A: Realize that chewing is a natural behavior for him. It eases the discomfort of teething and is a part of a puppy's exploration of his environment through the sense of taste. He may also chew when he is bored. Give your puppy safe chew toys such as rawhide bones and hard rubber toys. (Avoid toys containing parts that might come loose and get swallowed such as plastic eyes or metal balls). Be sure to praise him when he plays with his chew toys.
If you catch your puppy chewing something he shouldn't, remove the object with a firm "no." Let him sense, through the firmness of your voice, that chewing is unacceptable. Correct your puppy quietly and firmly each time you catch him chewing an unacceptable object.
Q: How can we stop our puppy from crying in the middle of the night?
A: First determine if he is crying because he wants attention or if he needs to go out. If your puppy is crying because he is afraid of being alone, remember that dark nights and a new environment can be frightening for a young pup. Before you stay up all night trying to comfort him, think of the ramifications of your actions. Tending to a puppy and trying to calm him when he cries indirectly teaches him that "It's okay to cry" and, "If I cry, my owner will come talk to me and pet me."
Instead up picking your puppy up and letting him sleep next to you, why not get him a "doggie bed"? Sold at many pet specialty stores, these beds can be put in the corner of your room and provide your puppy a place all his own to sleep. Introducing your puppy to a "doggie bed," early on will help you and your puppy avoid sleepless nights.
Q: Whenever my puppy is inside, he barks at everything - kids, cars, bikes and even birds. I'm afraid to ever leave him on a leash outside alone, and worry that he will annoy the neighbors. What should I do?

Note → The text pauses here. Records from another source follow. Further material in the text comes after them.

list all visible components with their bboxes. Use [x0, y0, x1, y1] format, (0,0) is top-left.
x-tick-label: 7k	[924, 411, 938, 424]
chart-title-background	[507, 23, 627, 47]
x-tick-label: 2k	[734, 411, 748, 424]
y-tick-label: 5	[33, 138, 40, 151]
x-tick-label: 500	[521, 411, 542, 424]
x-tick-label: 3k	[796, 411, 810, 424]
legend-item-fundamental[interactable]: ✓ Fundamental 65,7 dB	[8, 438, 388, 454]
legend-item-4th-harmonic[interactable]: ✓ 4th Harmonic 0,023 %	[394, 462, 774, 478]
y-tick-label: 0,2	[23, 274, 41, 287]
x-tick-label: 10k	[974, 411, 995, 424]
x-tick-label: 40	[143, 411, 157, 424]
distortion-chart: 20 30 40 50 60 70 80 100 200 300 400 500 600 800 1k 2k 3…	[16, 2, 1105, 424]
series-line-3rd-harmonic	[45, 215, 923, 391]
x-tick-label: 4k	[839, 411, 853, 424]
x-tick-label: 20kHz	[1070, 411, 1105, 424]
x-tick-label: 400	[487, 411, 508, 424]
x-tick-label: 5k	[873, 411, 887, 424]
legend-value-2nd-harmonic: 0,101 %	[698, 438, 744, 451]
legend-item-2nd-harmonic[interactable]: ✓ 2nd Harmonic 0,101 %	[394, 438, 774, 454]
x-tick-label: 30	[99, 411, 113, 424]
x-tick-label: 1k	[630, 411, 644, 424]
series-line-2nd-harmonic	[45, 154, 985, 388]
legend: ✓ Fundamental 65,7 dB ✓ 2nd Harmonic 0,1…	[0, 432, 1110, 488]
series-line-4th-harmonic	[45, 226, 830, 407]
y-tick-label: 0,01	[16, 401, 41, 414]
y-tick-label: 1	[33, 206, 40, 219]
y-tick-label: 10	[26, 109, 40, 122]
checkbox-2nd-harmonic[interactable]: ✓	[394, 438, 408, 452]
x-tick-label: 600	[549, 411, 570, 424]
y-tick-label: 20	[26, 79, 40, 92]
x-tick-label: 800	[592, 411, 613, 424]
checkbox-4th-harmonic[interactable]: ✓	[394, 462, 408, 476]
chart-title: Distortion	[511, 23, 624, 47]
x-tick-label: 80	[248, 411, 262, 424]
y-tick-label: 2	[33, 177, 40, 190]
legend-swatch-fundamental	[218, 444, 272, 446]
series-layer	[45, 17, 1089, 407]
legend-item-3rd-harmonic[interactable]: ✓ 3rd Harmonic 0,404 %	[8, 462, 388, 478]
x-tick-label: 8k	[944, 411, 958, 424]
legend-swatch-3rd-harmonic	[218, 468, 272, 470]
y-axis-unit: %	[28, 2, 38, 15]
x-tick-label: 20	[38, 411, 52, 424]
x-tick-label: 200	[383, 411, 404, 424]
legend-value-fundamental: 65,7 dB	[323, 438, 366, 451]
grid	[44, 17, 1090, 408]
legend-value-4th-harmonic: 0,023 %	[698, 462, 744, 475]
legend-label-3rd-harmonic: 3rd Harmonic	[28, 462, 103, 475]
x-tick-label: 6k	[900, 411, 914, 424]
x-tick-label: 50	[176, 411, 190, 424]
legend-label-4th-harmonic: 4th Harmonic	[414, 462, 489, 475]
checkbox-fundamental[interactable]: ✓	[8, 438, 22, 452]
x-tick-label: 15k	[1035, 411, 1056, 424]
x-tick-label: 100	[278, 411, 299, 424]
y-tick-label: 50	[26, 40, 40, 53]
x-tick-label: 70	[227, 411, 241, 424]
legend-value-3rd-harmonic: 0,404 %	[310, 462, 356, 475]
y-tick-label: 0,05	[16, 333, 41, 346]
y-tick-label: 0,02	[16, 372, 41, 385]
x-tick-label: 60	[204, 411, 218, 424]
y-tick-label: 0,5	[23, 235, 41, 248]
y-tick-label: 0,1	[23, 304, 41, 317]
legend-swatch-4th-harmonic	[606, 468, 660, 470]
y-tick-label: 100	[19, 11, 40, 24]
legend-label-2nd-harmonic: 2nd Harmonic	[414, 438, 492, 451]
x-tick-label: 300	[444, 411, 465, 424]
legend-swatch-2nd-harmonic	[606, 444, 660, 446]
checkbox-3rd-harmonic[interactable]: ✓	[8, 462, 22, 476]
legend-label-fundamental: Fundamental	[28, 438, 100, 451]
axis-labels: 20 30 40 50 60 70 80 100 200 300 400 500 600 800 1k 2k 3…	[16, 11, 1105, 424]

A: Barking is a puppy's form of communication. Your puppy's excessive barking while he is indoors may be his way of telling you he'd rather be outdoors with the birds, bikes and kids. Your puppy may also be barking because he wants attention, is bored or wants everyone outside to know they are passing his "territory." Exercising your puppy at least 20 minutes per day can help prevent him from being bored and can limit excessive barking. To control your puppy's barking, correct him with a loud "no!" or "ahhh!". Praise your puppy when he remains silent. If neighbors complain that your puppy barks when you are away, provide toys, safe chews and other distractions, such as the radio playing in the background. If this behavior persists, contact your vet for further assistance.
Q: How can I stop my puppy from jumping up on everyone who visits?
A: A puppy's jumping is his way of welcoming people. The first step in solving this behavior problem is to teach your dog the "sit" and "stay" commands. To correct your puppy in the act, grab his front paws and hold them tightly for a few seconds and give the command "sit." After paw grabbing has been used several times, you, a family member or a guest should try to intercept the approaching dog before it jumps. Give the "sit" command and praise your puppy if he obeys. Following this procedure consistently should eventually communicate to your puppy that he does not need to jump to receive affection from you or anyone else.